Hi Tom,
By a bit of poking around, I am discovering interesting
things, but I am a bit lost... (Before I go on, I should
state that I am running postgres 8.2.4 on RedHat Linux with
Dell hardware.)
Here's what I did:
I issued: select locktype, relation, transactionid, transaction, mode, pid, granted
from pg_locks
order by pid, relation;
and it returned bunch of lines like:
locktype | relation | transactionid | transaction | mode | pid | granted
---------------+----------+---------------+-------------+---------------------+-------+---------
relation | 16490 | | 147605258 | ShareLock | 6697 | t
relation | 16496 | | 147605258 | AccessExclusiveLock | 6697 | f
transactionid | | 147605258 | 147605258 | ExclusiveLock | 6697 | t
relation | 10328 | | 147611506 | AccessShareLock | 7988 | t
transactionid | | 147611506 | 147611506 | ExclusiveLock | 7988 | t
relation | 16490 | | 147611384 | AccessShareLock | 12930 | t
relation | 16496 | | 147611384 | AccessShareLock | 12930 | f
relation | 16517 | | 147611384 | AccessShareLock | 12930 | t
transactionid | | 147611384 | 147611384 | ExclusiveLock | 12930 | t
relation | 16490 | | 147605344 | AccessShareLock | 18177 | t
relation | 16496 | | 147605344 | AccessShareLock | 18177 | f
relation | 16517 | | 147605344 | AccessShareLock | 18177 | t
transactionid | | 147605344 | 147605344 | ExclusiveLock | 18177 | t
relation | 16490 | | 147611403 | AccessShareLock | 18825 | t
relation | 16496 | | 147611403 | AccessShareLock | 18825 | f
relation | 16517 | | 147611403 | AccessShareLock | 18825 | t
That pid 6697 caught my interest and I fished it out of "ps -ef":
postgres 6697 4916 0 Dec15 ? 00:19:45 postgres: postgres canon [local] REINDEX waiting
(and for the sake of completeness...)
postgres 12930 4916 0 11:24 ? 00:00:00 postgres: gbrush canon 172.16.1.106(37819) SELECT waiting
postgres 18177 4916 0 Dec15 ? 00:00:02 postgres: gbrush canon 172.16.1.106(53874) SELECT waiting
postgres 18825 4916 0 12:55 ? 00:00:00 postgres: tsakai canon 127.0.0.1(44558) SELECT waiting
This (pid 6697) is a cron job from wee hour Saturday and it
is part of vacuuming script. I have used this particular
script to do the vacuuming for a few weeks and never caused
hanging like this before. I could kill this process from unix
level, but before I do so, would you please comment as to why
this might have happened and what repercussion might I have
from killing it, if any?
Thank you.
Regards,
Tena Sakai
tsakai@xxxxxxxxxxxxxx
-----Original Message-----
From: Tom Lane [mailto:tgl@xxxxxxxxxxxxx]
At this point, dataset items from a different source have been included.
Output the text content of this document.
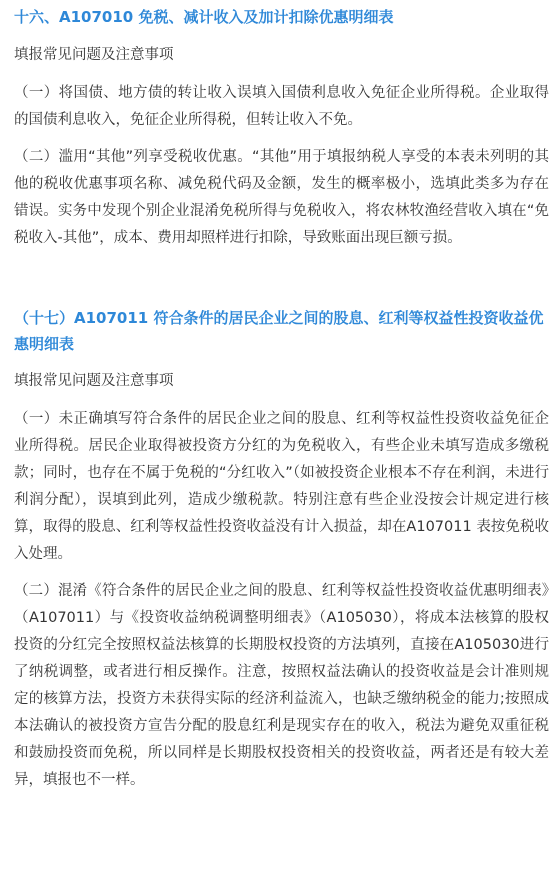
十六、A107010 免税、减计收入及加计扣除优惠明细表

填报常见问题及注意事项

（一）将国债、地方债的转让收入误填入国债利息收入免征企业所得税。企业取得的国债利息收入，免征企业所得税，但转让收入不免。

（二）滥用“其他”列享受税收优惠。“其他”用于填报纳税人享受的本表未列明的其他的税收优惠事项名称、减免税代码及金额，发生的概率极小，选填此类多为存在错误。实务中发现个别企业混淆免税所得与免税收入，将农林牧渔经营收入填在“免税收入-其他”，成本、费用却照样进行扣除，导致账面出现巨额亏损。

（十七）A107011 符合条件的居民企业之间的股息、红利等权益性投资收益优惠明细表

填报常见问题及注意事项

（一）未正确填写符合条件的居民企业之间的股息、红利等权益性投资收益免征企业所得税。居民企业取得被投资方分红的为免税收入，有些企业未填写造成多缴税款；同时，也存在不属于免税的“分红收入”（如被投资企业根本不存在利润，未进行利润分配），误填到此列，造成少缴税款。特别注意有些企业没按会计规定进行核算，取得的股息、红利等权益性投资收益没有计入损益，却在A107011 表按免税收入处理。

（二）混淆《符合条件的居民企业之间的股息、红利等权益性投资收益优惠明细表》（A107011）与《投资收益纳税调整明细表》（A105030），将成本法核算的股权投资的分红完全按照权益法核算的长期股权投资的方法填列，直接在A105030进行了纳税调整，或者进行相反操作。注意，按照权益法确认的投资收益是会计准则规定的核算方法，投资方未获得实际的经济利益流入，也缺乏缴纳税金的能力;按照成本法确认的被投资方宣告分配的股息红利是现实存在的收入，税法为避免双重征税和鼓励投资而免税，所以同样是长期股权投资相关的投资收益，两者还是有较大差异，填报也不一样。
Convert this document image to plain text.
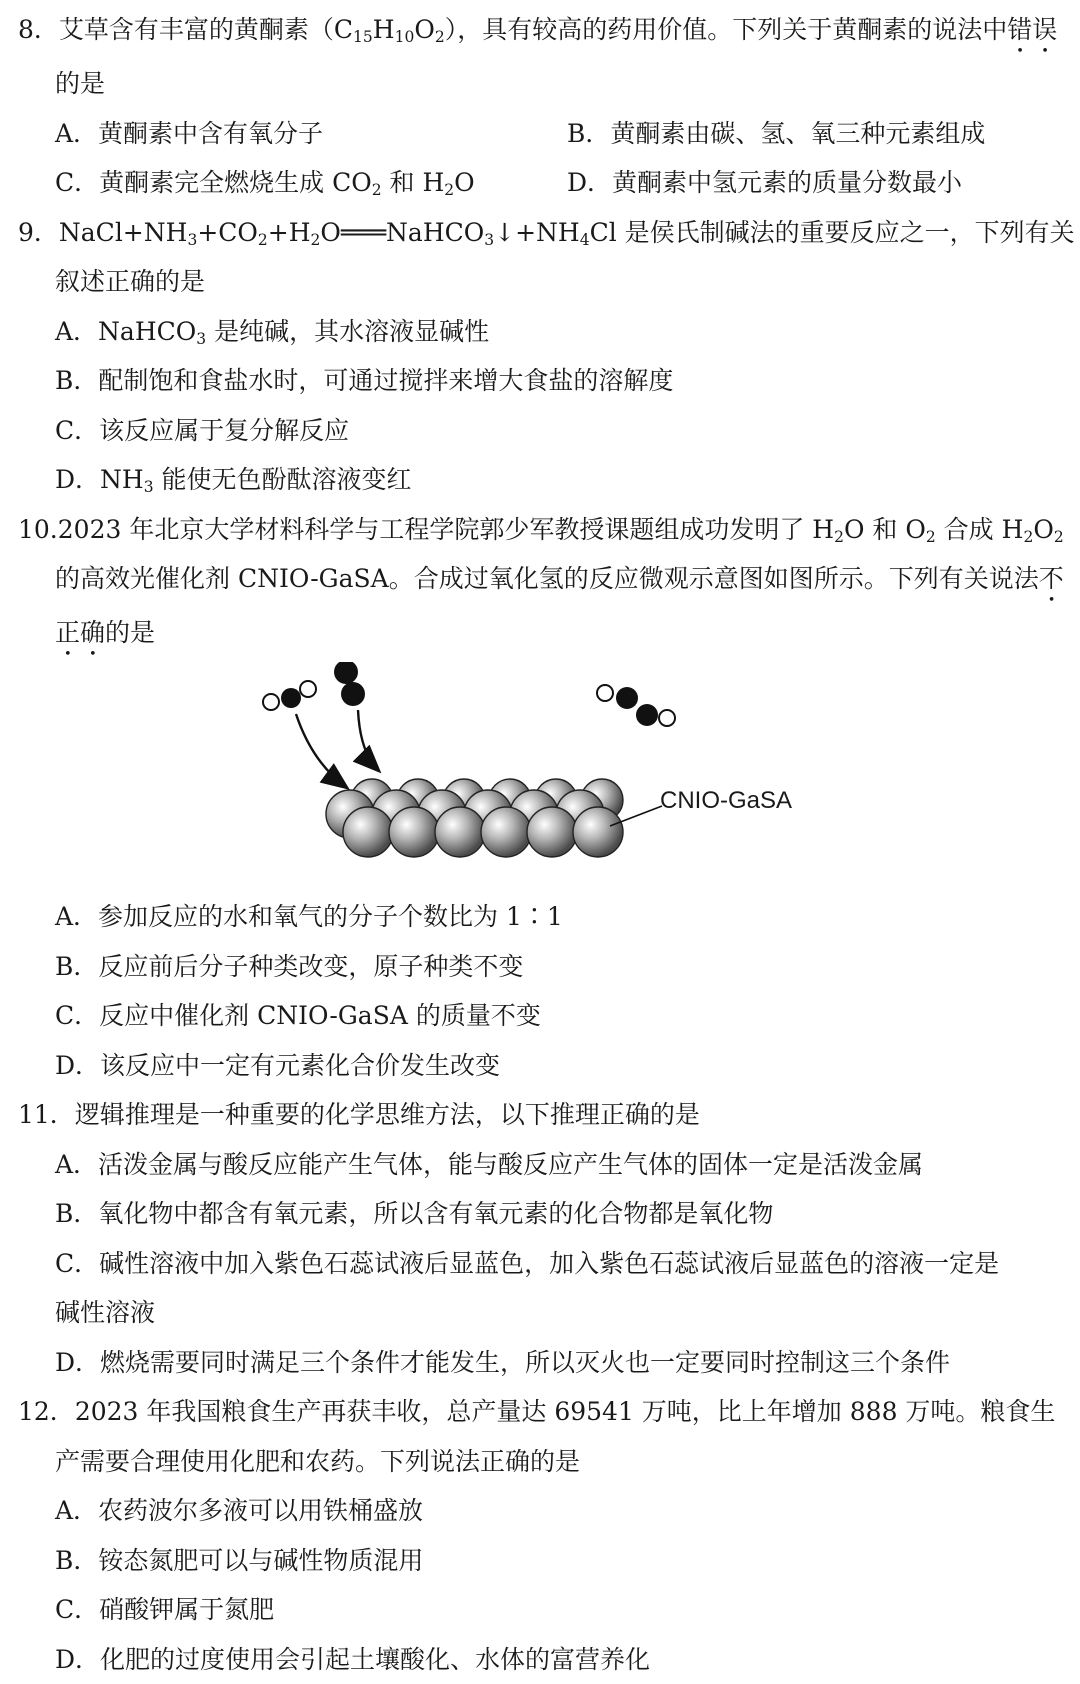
8．艾草含有丰富的黄酮素$(C_{15}H_{10}O_2)$，具有较高的药用价值。下列关于黄酮素的说法中错误的是

A．黄酮素中含有氧分子	B．黄酮素由碳、氢、氧三种元素组成
C．黄酮素完全燃烧生成 $CO_2$ 和 $H_2O$	D．黄酮素中氢元素的质量分数最小

9．$NaCl+NH_3+CO_2+H_2O═══NaHCO_3↓+NH_4Cl$ 是侯氏制碱法的重要反应之一，下列有关叙述正确的是

A．NaHCO$_3$ 是纯碱，其水溶液显碱性

B．配制饱和食盐水时，可通过搅拌来增大食盐的溶解度

C．该反应属于复分解反应

D．$NH_3$ 能使无色酚酞溶液变红

10.2023 年北京大学材料科学与工程学院郭少军教授课题组成功发明了 $H_2O$ 和 $O_2$ 合成 $H_2O_2$ 的高效光催化剂 CNIO-GaSA。合成过氧化氢的反应微观示意图如图所示。下列有关说法不正确的是

CNIO-GaSA

A．参加反应的水和氧气的分子个数比为 1∶1

B．反应前后分子种类改变，原子种类不变

C．反应中催化剂 CNIO-GaSA 的质量不变

D．该反应中一定有元素化合价发生改变

11．逻辑推理是一种重要的化学思维方法，以下推理正确的是

A．活泼金属与酸反应能产生气体，能与酸反应产生气体的固体一定是活泼金属

B．氧化物中都含有氧元素，所以含有氧元素的化合物都是氧化物

C．碱性溶液中加入紫色石蕊试液后显蓝色，加入紫色石蕊试液后显蓝色的溶液一定是

碱性溶液

D．燃烧需要同时满足三个条件才能发生，所以灭火也一定要同时控制这三个条件

12．2023 年我国粮食生产再获丰收，总产量达 69541 万吨，比上年增加 888 万吨。粮食生产需要合理使用化肥和农药。下列说法正确的是

A．农药波尔多液可以用铁桶盛放

B．铵态氮肥可以与碱性物质混用

C．硝酸钾属于氮肥

D．化肥的过度使用会引起土壤酸化、水体的富营养化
Sent: Mon 12/17/2007 4:11 PM
To: Tena Sakai
Cc: pgsql-admin@xxxxxxxxxxxxxx
Subject: Re: How would I "close" a atble?
"Tena Sakai" <tsakai@xxxxxxxxxxxxxx> writes:
> I have a weired situation. Out of 17 tables which
> comprise a database, one of them refuses to talk to
> me. When I issue:
> select * from marker;
> it hangs.
Some other session holding an exclusive lock on the table, perhaps?
Have you looked into pg_locks for matches to that table?